In 1995, when they were finally able to officially reopen the school, she planted a Palestinian flag on it. It wasn’t long before a settler snatched it and burnt it. No matter, Feryal had two more at the ready. She took the children, flag in hand and marched them through the street to show the soldiers and the settlers that they were not defeated. A settler grabbed the flag from her and started beating children with it.   With resolve they continued, and at the school, she planted her third flag.

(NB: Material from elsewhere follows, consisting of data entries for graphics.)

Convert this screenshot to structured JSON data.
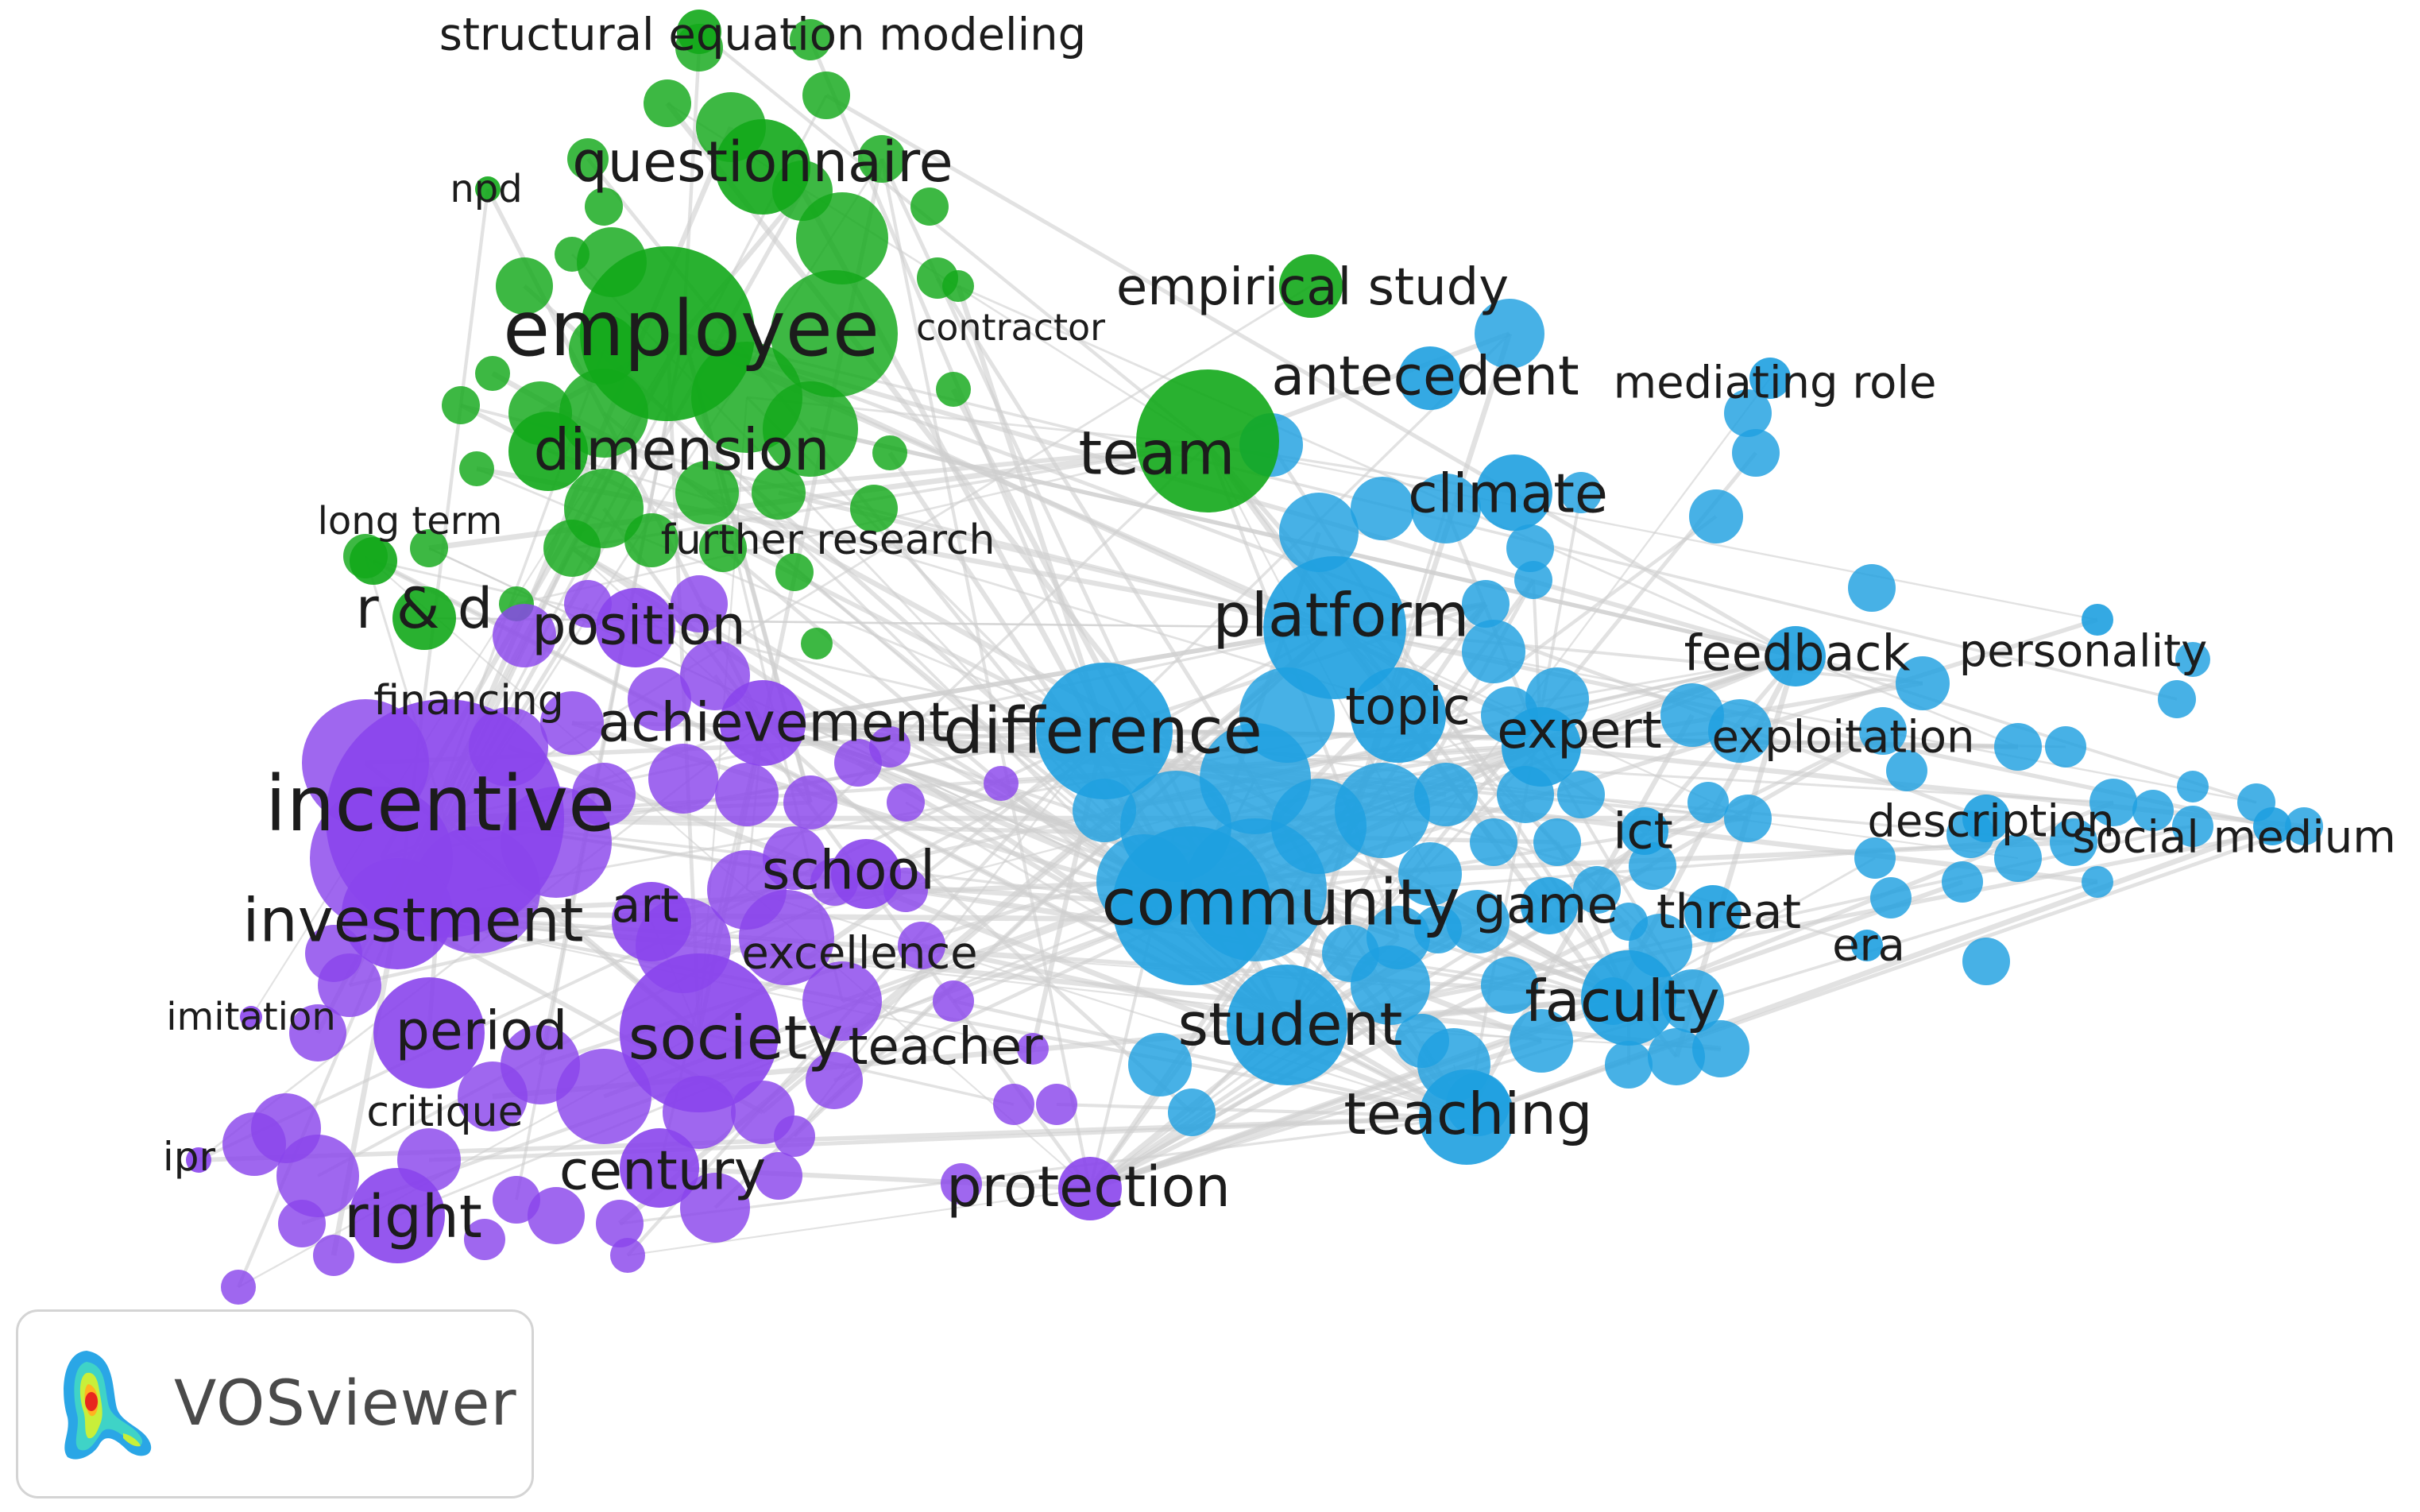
{
  "app": {
    "name": "VOSviewer"
  },
  "colors": {
    "green": "#12a81a",
    "purple": "#8a45ec",
    "blue": "#1ea0e0",
    "link": "#cfcfcf",
    "label": "#1c1c1c"
  },
  "clusters": [
    {
      "name": "green",
      "keywords": [
        "structural equation modeling",
        "questionnaire",
        "npd",
        "employee",
        "contractor",
        "empirical study",
        "team",
        "dimension",
        "long term",
        "further research",
        "r & d"
      ]
    },
    {
      "name": "purple",
      "keywords": [
        "position",
        "financing",
        "achievement",
        "incentive",
        "school",
        "investment",
        "art",
        "excellence",
        "imitation",
        "period",
        "society",
        "teacher",
        "critique",
        "century",
        "ipr",
        "right",
        "protection"
      ]
    },
    {
      "name": "blue",
      "keywords": [
        "antecedent",
        "mediating role",
        "climate",
        "platform",
        "feedback",
        "personality",
        "difference",
        "topic",
        "expert",
        "exploitation",
        "ict",
        "description",
        "social medium",
        "community",
        "game",
        "threat",
        "era",
        "faculty",
        "student",
        "teaching"
      ]
    }
  ]
}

I had recounted in an earlier post how Baruch Goldstein murdered the Muslims praying the synagogue. He was tackled and beaten to death only after he killed 27 people. But, that wasn’t the end of people like him in Hebron. Baruch Marzel is another radical member of the Kach organization  and is behind a lot of the violence in Hebron. He once angrily confronted Haryel and told her, “every dog has its day.” She nodded her head and looked him straight in the eyes and said, “yes, he does.”

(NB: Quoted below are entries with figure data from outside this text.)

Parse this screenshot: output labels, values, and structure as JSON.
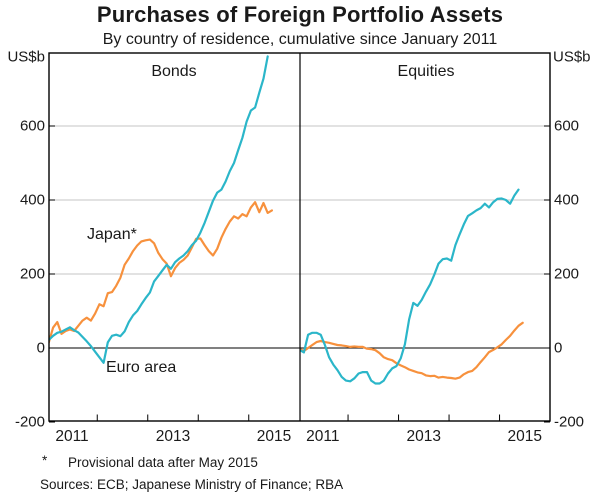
{
  "title": "Purchases of Foreign Portfolio Assets",
  "subtitle": "By country of residence, cumulative since January 2011",
  "unit_label": "US$b",
  "footnote_marker": "*",
  "footnote_text": "Provisional data after May 2015",
  "sources_text": "Sources:  ECB; Japanese Ministry of Finance; RBA",
  "colors": {
    "japan": "#F7913D",
    "euro_area": "#2BB6C9",
    "grid": "#C6C6C6",
    "axis": "#000000"
  },
  "series_labels": {
    "japan": "Japan*",
    "euro_area": "Euro area"
  },
  "y_axis": {
    "ticks": [
      600,
      400,
      200,
      0,
      -200
    ],
    "min": -200,
    "max": 800,
    "grid_ticks": [
      600,
      400,
      200
    ],
    "zero_line": 0
  },
  "x_axis": {
    "year_labels": [
      "2011",
      "2013",
      "2015"
    ],
    "label_years": [
      2011,
      2013,
      2015
    ],
    "boundary_tick_years": [
      2012,
      2013,
      2014,
      2015
    ]
  },
  "chart_data": [
    {
      "type": "line",
      "panel": "Bonds",
      "frequency": "monthly",
      "start": "2011-01",
      "series": [
        {
          "name": "Japan",
          "color_key": "japan",
          "end": "2015-06",
          "values": [
            16,
            55,
            70,
            38,
            46,
            50,
            46,
            60,
            74,
            82,
            74,
            93,
            118,
            113,
            148,
            151,
            168,
            190,
            225,
            242,
            262,
            277,
            288,
            291,
            293,
            283,
            257,
            240,
            228,
            194,
            216,
            230,
            238,
            250,
            272,
            295,
            296,
            278,
            262,
            250,
            268,
            298,
            322,
            342,
            356,
            350,
            362,
            356,
            380,
            394,
            367,
            392,
            365,
            372
          ]
        },
        {
          "name": "Euro area",
          "color_key": "euro_area",
          "end": "2015-05",
          "values": [
            22,
            33,
            41,
            44,
            50,
            56,
            48,
            42,
            30,
            18,
            5,
            -10,
            -25,
            -40,
            15,
            33,
            36,
            32,
            45,
            70,
            88,
            100,
            118,
            135,
            150,
            180,
            195,
            210,
            225,
            214,
            232,
            242,
            250,
            262,
            278,
            290,
            312,
            338,
            368,
            398,
            420,
            428,
            450,
            478,
            500,
            535,
            568,
            612,
            642,
            650,
            690,
            728,
            788
          ]
        }
      ]
    },
    {
      "type": "line",
      "panel": "Equities",
      "frequency": "monthly",
      "start": "2011-01",
      "series": [
        {
          "name": "Japan",
          "color_key": "japan",
          "end": "2015-06",
          "values": [
            -3,
            -8,
            0,
            8,
            16,
            19,
            16,
            14,
            11,
            8,
            7,
            5,
            3,
            4,
            3,
            3,
            -2,
            -3,
            -6,
            -14,
            -25,
            -30,
            -33,
            -41,
            -47,
            -52,
            -58,
            -62,
            -66,
            -68,
            -74,
            -76,
            -75,
            -80,
            -78,
            -80,
            -81,
            -83,
            -80,
            -71,
            -65,
            -62,
            -52,
            -38,
            -25,
            -11,
            -5,
            2,
            10,
            22,
            33,
            47,
            60,
            68
          ]
        },
        {
          "name": "Euro area",
          "color_key": "euro_area",
          "end": "2015-05",
          "values": [
            -5,
            -12,
            36,
            41,
            41,
            36,
            8,
            -25,
            -45,
            -60,
            -78,
            -88,
            -90,
            -82,
            -69,
            -65,
            -65,
            -88,
            -96,
            -96,
            -88,
            -69,
            -55,
            -49,
            -28,
            10,
            77,
            122,
            114,
            130,
            152,
            172,
            198,
            228,
            240,
            242,
            236,
            278,
            307,
            334,
            357,
            364,
            372,
            378,
            390,
            380,
            394,
            403,
            404,
            400,
            390,
            412,
            428
          ]
        }
      ]
    }
  ]
}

She told another story of how an Israeli worker came to her house asking for ingress through her land in connection with the excavation they were doing. She told him to come back the next day and she would have the entrance ready. After he left, she erected a barricade. When he returned the next day and saw that he couldn’t get in, he said, “I thought you were going to have it ready.” She replied, “Yes, it’s ready.” She laughed and told me that he told her that she should have been a lawyer. And then explained that she knew from experience that if she had allowed him in this “one time” she would never see the end of it.

Israel is trying very hard to confiscate two lots that directly abut her home. Her family has rented them for over 65 years from the Islamic Waqf. There is a case currently pending in the Israeli Supreme Court. She hopes for justice, but it is a rare thing for Palestinians. God knows what will become of her home if those lots are seized.

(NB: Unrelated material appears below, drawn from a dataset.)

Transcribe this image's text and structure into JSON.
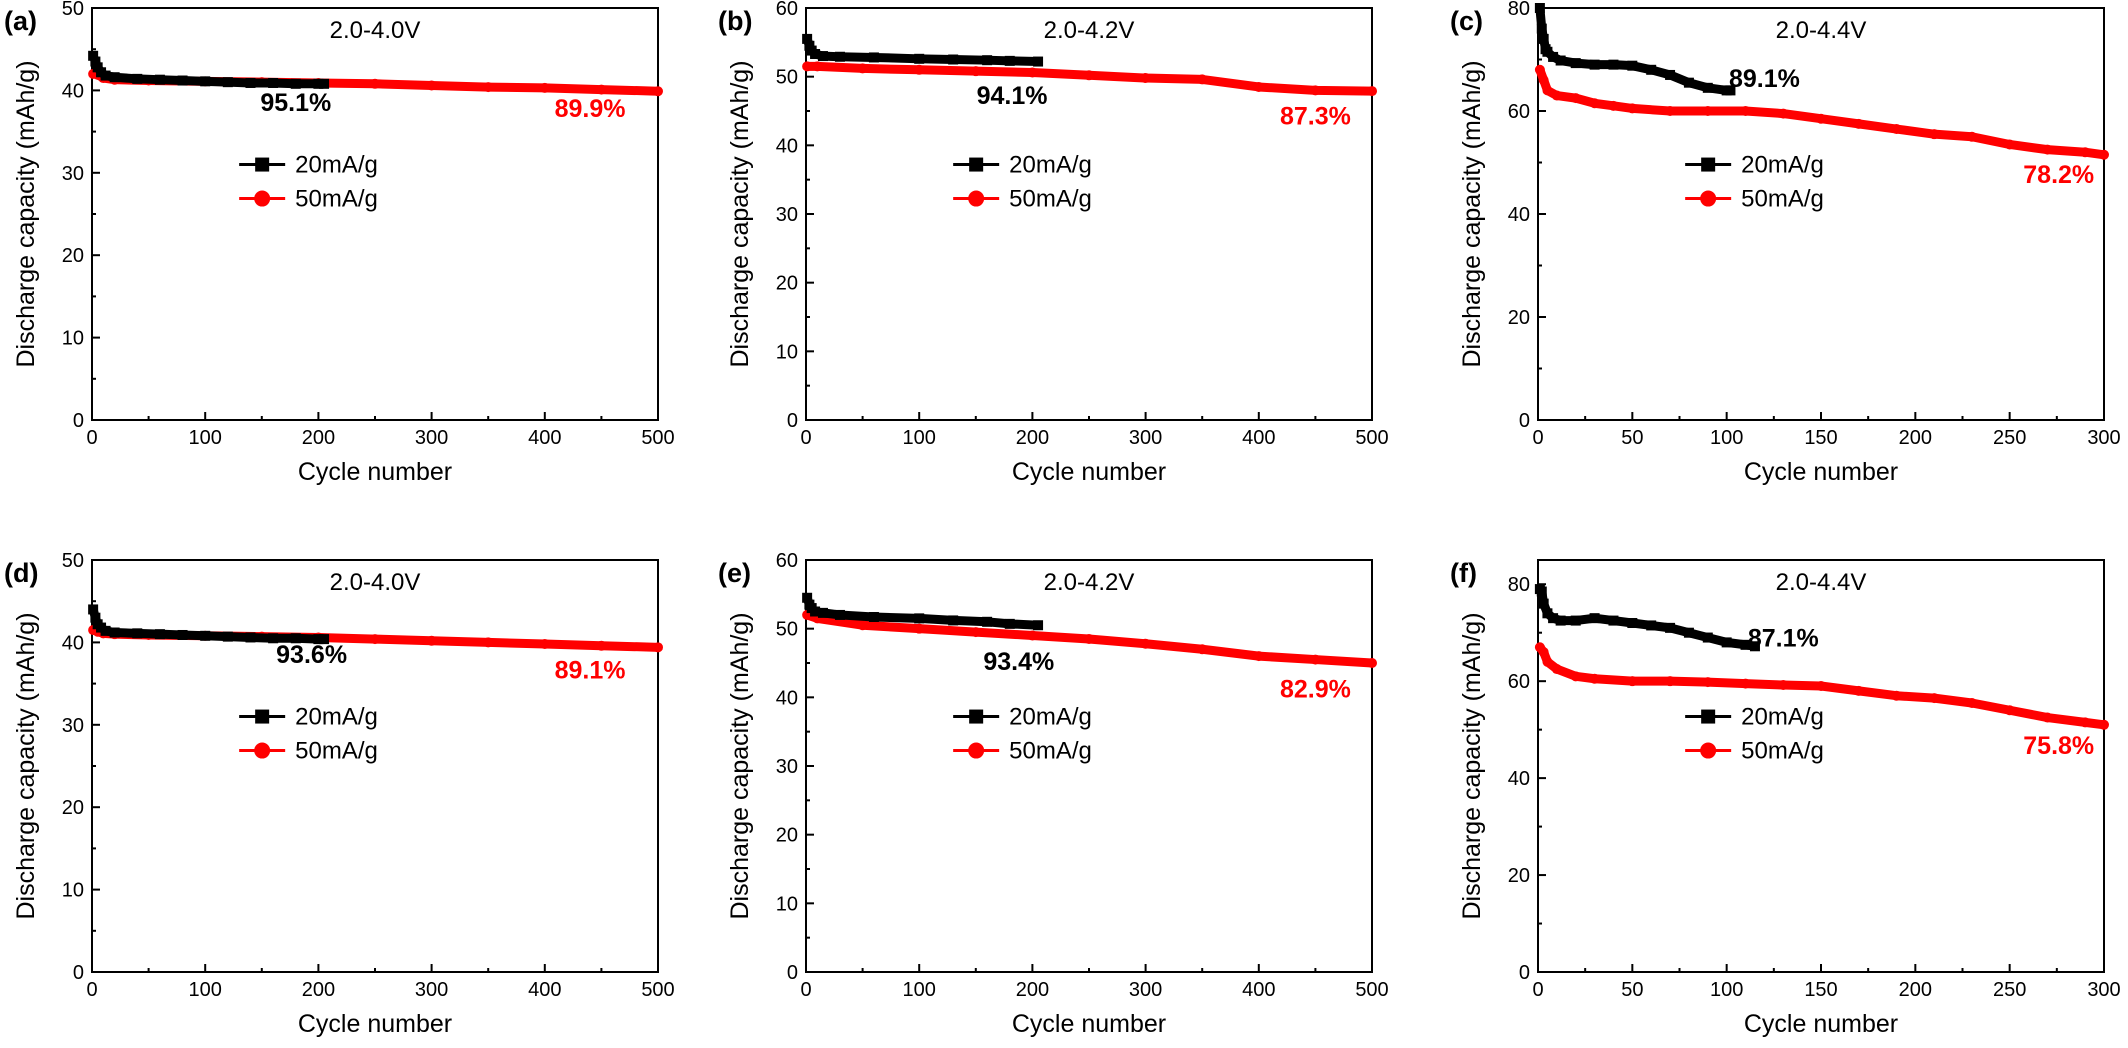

Here is a view out of her living room of the land in jeopardy.

She is very proud of her children and the fact that they have all managed to stay out of trouble – no small task in a land where nearly every family has or has had boys or men held in Israeli prisons, often in “administrative detention” which can be as long as six months at a time with no charges filed, and no access to the secret files. When we discussed this, I mentioned a friend whose son-in-law is currently on his second consecutive four month administrative detention, without charges, because of his advocacy on behalf of Palestinian political prisoners, and how he has a baby he has never met. It made Feryal weep. I felt bad, but then again, weeping is probably the healthiest response to the situation.

She told me how she was named Palestnian Person of the Year in 1996 and how she was nominated in 2005  by the Peace Women Project as one of  1,000 Women nominated for the Nobel Peace Prize that year. And she was also very proud to recount how Yassar Arafat had come to meet and congratulate her.

Probably the most notable thing about Feryal is her passion for education. As mentioned, this is her life’s work, but it is also reflected in her 11 children, six of whom are engineers. Girls or boys, it does not matter. Education is paramount in Feryal’s mind. One of her sons is finishing his PhD in engineering at M.I.T. this spring. We were amused by the fact that her son will be leaving M.I.T. just as mine is starting his post-doc work there.

These are just a few of Feryal’s stories. She has toured the U.S extensively and you can watch her on YouTube. Feryal is testament to the Palestinian spirit which is alive and well and will not be put down. I feel very honored to have made her acquaintance.


(I think I’ve finally gotten the hang of selfies – hehe).